I have good news of an ambiguous nature. I think I’m golden to compete in this weekend’s microfiction final! Go me! I waited 24 hours to hear back from Charlie and then I figured he can’t handle interacting with me due to my constant hysterics. (I totally don’t blame him.) So I took a gamble and sent him the registration fee of $15 with a note saying, “Thank you!!!” And then I just waited.
That was four hours ago. If the money were going to come back to my PayPal account, it would’ve happened already.
I hope my assumptions are correct here. In my logical mind, it all makes sense. My best guess is that Charlie saw the payment and felt relieved, like, good, she handled it without my having to write back to her. But you never know.
I was talking to Sonya earlier today, and something sort of distressing happened. Totally not her fault. We were discussing a post she wrote that she wanted me to look over for her, and I started misunderstanding her and misinterpreting everything she was saying to me. I panicked and wondered if she didn’t want me to come visit, so I said as much.
Well, Sonya went into best-friend mode, and God bless her, so I was able to see (to some extent) that my brain wasn’t working properly. I awoke too early today at 9:00 AM after staring at my inbox waiting hours and hours to hear back from Charlie last night; and as I predicted, I was afraid to get out of bed and check my email this morning.
So the stress of everything is getting to me, and sometimes when that happens my brain literally doesn’t work right. (In fact, my inability to handle stress is the basis of my disability status, since a person could, in theory, have my mental illnesses but be able to function.) On top of that, I’m still being pestered by Mart, Mr. Wrong from four years ago, because he’s taken to harassing Sonya about me, sending her emails I sent him in 2017. He seems to be deluded into thinking that I still want to meet him in person. That ship has sailed, and then it caught fire and sank, and now its splintered remains are polluting the ocean and trapping the fishies. She tried to talk to him about it, and he… ugh. What a mess.
I’m not sure what else I’ve been stressed about, but my mind is on overdrive lately and I’ve badly fallen behind on the cleaning. I think my sweet LuLu has fleas. The whole house needs to be vacuumed then, and she needs to be combed, and I already ordered her a flea collar on Amazon.

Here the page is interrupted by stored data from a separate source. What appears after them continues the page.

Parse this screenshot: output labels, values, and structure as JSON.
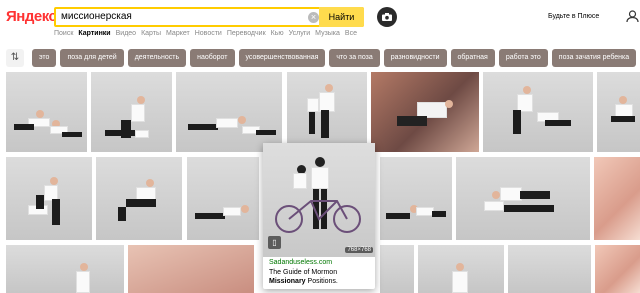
{
  "header": {
    "logo_text": "Яндекс",
    "search": {
      "value": "миссионерская",
      "clear_icon": "close-icon",
      "find_label": "Найти",
      "camera_icon": "camera-icon"
    },
    "promo_label": "Будьте в Плюсе",
    "promo_icon": "plus-icon",
    "login_icon": "user-icon"
  },
  "nav": [
    "Поиск",
    "Картинки",
    "Видео",
    "Карты",
    "Маркет",
    "Новости",
    "Переводчик",
    "Кью",
    "Услуги",
    "Музыка",
    "Все"
  ],
  "nav_active_index": 1,
  "filters": {
    "settings_icon": "sliders-icon",
    "chips": [
      "это",
      "поза для детей",
      "деятельность",
      "наоборот",
      "усовершенствованная",
      "что за поза",
      "разновидности",
      "обратная",
      "работа это",
      "поза зачатия ребенка"
    ],
    "chip_color": "#8a7b75"
  },
  "preview": {
    "dimensions": "768×768",
    "source": "Sadanduseless.com",
    "title_before": "The Guide of Mormon ",
    "title_bold": "Missionary",
    "title_after": " Positions.",
    "bookmark_icon": "bookmark-icon"
  }
}
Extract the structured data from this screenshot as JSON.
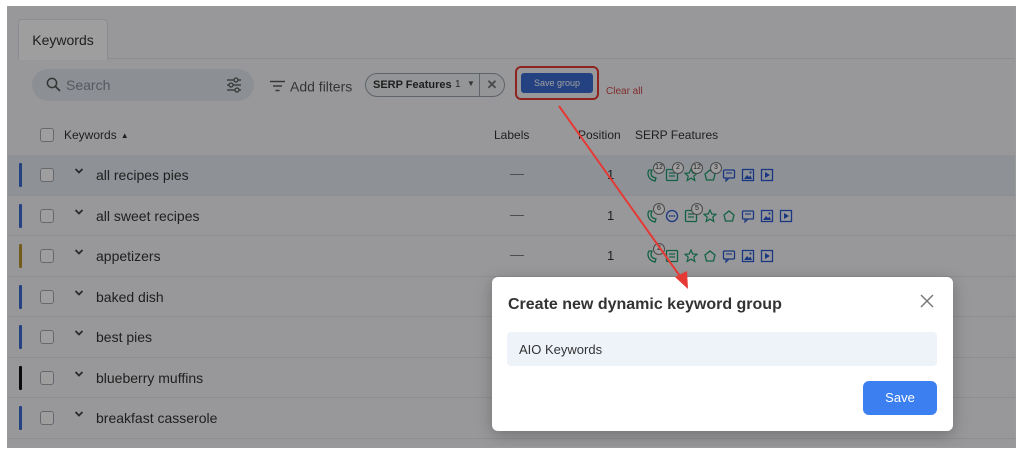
{
  "tabs": [
    {
      "label": "Keywords"
    }
  ],
  "toolbar": {
    "search_placeholder": "Search",
    "add_filters_label": "Add filters",
    "filter_chip": {
      "label": "SERP Features",
      "count": "1"
    },
    "save_group_label": "Save group",
    "clear_all_label": "Clear all"
  },
  "table": {
    "columns": {
      "keywords": "Keywords",
      "labels": "Labels",
      "position": "Position",
      "serp_features": "SERP Features"
    },
    "rows": [
      {
        "keyword": "all recipes pies",
        "labels": "—",
        "position": "1",
        "bar_color": "#3a6bd0",
        "icons": [
          {
            "name": "local-pack-icon",
            "badge": "12"
          },
          {
            "name": "featured-snippet-icon",
            "badge": "2"
          },
          {
            "name": "reviews-icon",
            "badge": "12"
          },
          {
            "name": "knowledge-panel-icon",
            "badge": "3"
          },
          {
            "name": "people-also-ask-icon"
          },
          {
            "name": "images-icon"
          },
          {
            "name": "video-icon"
          }
        ]
      },
      {
        "keyword": "all sweet recipes",
        "labels": "—",
        "position": "1",
        "bar_color": "#3a6bd0",
        "icons": [
          {
            "name": "local-pack-icon",
            "badge": "6"
          },
          {
            "name": "ai-overview-icon"
          },
          {
            "name": "featured-snippet-icon",
            "badge": "5"
          },
          {
            "name": "reviews-icon"
          },
          {
            "name": "knowledge-panel-icon"
          },
          {
            "name": "people-also-ask-icon"
          },
          {
            "name": "images-icon"
          },
          {
            "name": "video-icon"
          }
        ]
      },
      {
        "keyword": "appetizers",
        "labels": "—",
        "position": "1",
        "bar_color": "#b8932d",
        "icons": [
          {
            "name": "local-pack-icon",
            "badge": "2"
          },
          {
            "name": "featured-snippet-icon"
          },
          {
            "name": "reviews-icon"
          },
          {
            "name": "knowledge-panel-icon"
          },
          {
            "name": "people-also-ask-icon"
          },
          {
            "name": "images-icon"
          },
          {
            "name": "video-icon"
          }
        ]
      },
      {
        "keyword": "baked dish",
        "labels": "",
        "position": "",
        "bar_color": "#3a6bd0",
        "icons": []
      },
      {
        "keyword": "best pies",
        "labels": "",
        "position": "",
        "bar_color": "#3a6bd0",
        "icons": []
      },
      {
        "keyword": "blueberry muffins",
        "labels": "",
        "position": "",
        "bar_color": "#111111",
        "icons": []
      },
      {
        "keyword": "breakfast casserole",
        "labels": "",
        "position": "",
        "bar_color": "#3a6bd0",
        "icons": []
      }
    ]
  },
  "modal": {
    "title": "Create new dynamic keyword group",
    "input_value": "AIO Keywords",
    "save_label": "Save"
  },
  "colors": {
    "accent": "#3b7ff0",
    "serp_icon": "#1f9d6b",
    "highlight": "#e53935"
  }
}
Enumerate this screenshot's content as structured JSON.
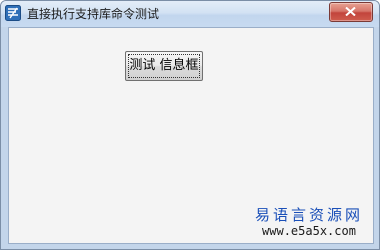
{
  "window": {
    "title": "直接执行支持库命令测试",
    "icon": "app-icon",
    "close_icon": "close-icon"
  },
  "main": {
    "test_button_label": "测试 信息框"
  },
  "watermark": {
    "line1": "易语言资源网",
    "line2": "www.e5a5x.com"
  },
  "colors": {
    "title_bar": "#c7daf0",
    "close_button": "#c2443c",
    "client_background": "#f4f4f4",
    "watermark_text": "#1a4fb8"
  }
}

Tomorrow needs to be relaxing and peaceful. I get the final assignment at midnight EST (which is my time zone as well as NYC Midnight’s) tomorrow night. Then I have 24 hours. I’m already behind the game because I’m partly convinced I have no claim to compete. It would help to hear from Charlie, but nothing can change the fact that I withdrew. In my mind, that makes me unworthy of winning a prize. Ugh.
Geez, Meg, at least blame Charlie a little bit. He’s known for a long time that his forumites are hostile backstabbers, and he’s made no move to get moderators for the forum and thus fix the problem. He can’t be bothered, apparently.
Good point, inner voice. Thanks. See? I’m being too hard on myself. There’s plenty of blame to go around here.
Well, I might try to go to the gym this evening. I’m tired but not sleepy and can’t fall asleep for a nap–tried. I hope everyone out there is having a nice day! Please cheer me on to victory!!